Per fortuna in Francia non abbiamo sperimentato per molto tempo la DAD. Ricordo la primavera del 2020 come un periodo difficile; alcuni alunni non erano in grado di seguire le lezioni a distanza e la mancata presenza fisica toglie tanto all'insegnamento. Tuttavia, proponevo dei video e delle classi virtuali per rendere il corso più vivo e motivante. Inoltre, ho adattato i documenti affinché fossero più facili da capire.

10. Cosa cambieresti del sistema scolastico francese?
Non saprei rispondere a questa domanda. Ovviamente ci sarebbero tante cose da migliorare ma direi che nel complesso il sistema funziona bene.

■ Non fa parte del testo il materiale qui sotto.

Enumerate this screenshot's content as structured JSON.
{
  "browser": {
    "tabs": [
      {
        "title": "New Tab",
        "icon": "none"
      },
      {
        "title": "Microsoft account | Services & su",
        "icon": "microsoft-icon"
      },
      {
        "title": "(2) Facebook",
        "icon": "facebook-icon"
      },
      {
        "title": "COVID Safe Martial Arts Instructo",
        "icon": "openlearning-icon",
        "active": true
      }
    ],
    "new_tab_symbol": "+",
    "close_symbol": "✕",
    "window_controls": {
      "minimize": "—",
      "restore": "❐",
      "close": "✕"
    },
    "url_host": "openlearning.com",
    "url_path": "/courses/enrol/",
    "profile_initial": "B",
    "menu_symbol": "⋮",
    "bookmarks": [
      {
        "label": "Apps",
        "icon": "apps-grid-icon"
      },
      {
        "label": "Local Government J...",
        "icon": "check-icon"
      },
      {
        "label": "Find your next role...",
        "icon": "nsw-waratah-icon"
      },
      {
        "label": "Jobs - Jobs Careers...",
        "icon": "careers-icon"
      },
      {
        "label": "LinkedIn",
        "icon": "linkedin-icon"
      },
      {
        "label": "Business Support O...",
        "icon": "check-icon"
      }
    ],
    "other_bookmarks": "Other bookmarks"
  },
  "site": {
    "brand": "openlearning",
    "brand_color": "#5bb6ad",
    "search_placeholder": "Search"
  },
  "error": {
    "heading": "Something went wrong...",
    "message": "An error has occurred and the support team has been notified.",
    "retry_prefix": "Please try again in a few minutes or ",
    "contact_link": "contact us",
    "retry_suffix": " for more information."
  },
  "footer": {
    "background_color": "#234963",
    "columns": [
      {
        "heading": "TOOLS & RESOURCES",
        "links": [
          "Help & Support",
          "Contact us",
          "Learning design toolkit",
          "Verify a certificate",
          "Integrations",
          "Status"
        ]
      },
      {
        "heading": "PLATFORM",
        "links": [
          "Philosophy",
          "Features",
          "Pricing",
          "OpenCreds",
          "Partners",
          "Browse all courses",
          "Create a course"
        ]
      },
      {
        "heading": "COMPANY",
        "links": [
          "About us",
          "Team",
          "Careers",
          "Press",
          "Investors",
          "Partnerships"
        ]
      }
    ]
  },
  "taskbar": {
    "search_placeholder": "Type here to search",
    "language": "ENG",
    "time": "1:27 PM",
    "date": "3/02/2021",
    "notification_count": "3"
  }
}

11. Che cosa ti affascina della cultura italiana?
La sua ricchezza attraverso le epoche, la capacità che hanno gli Italiani di trovare una soluzione per ogni cosa, l'arte di « arrangiarsi », l'impegno per difendere e tutelare la propria cultura. Questa forza l'ho percepita vivendo in Italia e purtroppo manca a noi francesi. Anche se gli Italiani hanno l'immagine dei francesi come di un popolo orgoglioso, fiero di sé, in realtà non è così: i francesi non sono « fieri » della propria storia; gli italiani la conoscono meglio! Per esempio, andate a chiedere a un francese perché si festeggia il 14 luglio, vi dirà che ci sono i fuochi d'artificio ma spesso non saprà dire che è il giorno della presa della Bastiglia nel 1789! In Francia non siamo abbastanza orgogliosi della nostra cultura, della nostra storia; non le conosciamo bene ed è un vero peccato.

12. Perché studiare l’italiano oggi?
Studiare l'italiano in Francia oggi ha molto senso: permette di scoprire una lingua che piace tanto, permette di capire meglio la cultura di chi ci ospita quando andiamo in vacanza (l'Italia è uno dei paesi stranieri più apprezzati dai francesi), gli scambi commerciali tra l'Italia e la Francia (da un punto di vista economico, è il secondo paese europeo, dopo la Germania, con cui intrattiene delle relazioni). I motivi sono tanti, ecco perché ci sono sempre più francesi che si iscrivono a lezioni serali per studiare la lingua di Dante. I Francesi amano gli Italiani, la loro lingua e la loro cultura. Tra amici o quando incontro nuove persone e dico che sono insegnante di italiano, ricevo sempre commenti positivi e vedo tanta ammirazione per il Belpaese; ciò mi rende alquanto orgoglioso.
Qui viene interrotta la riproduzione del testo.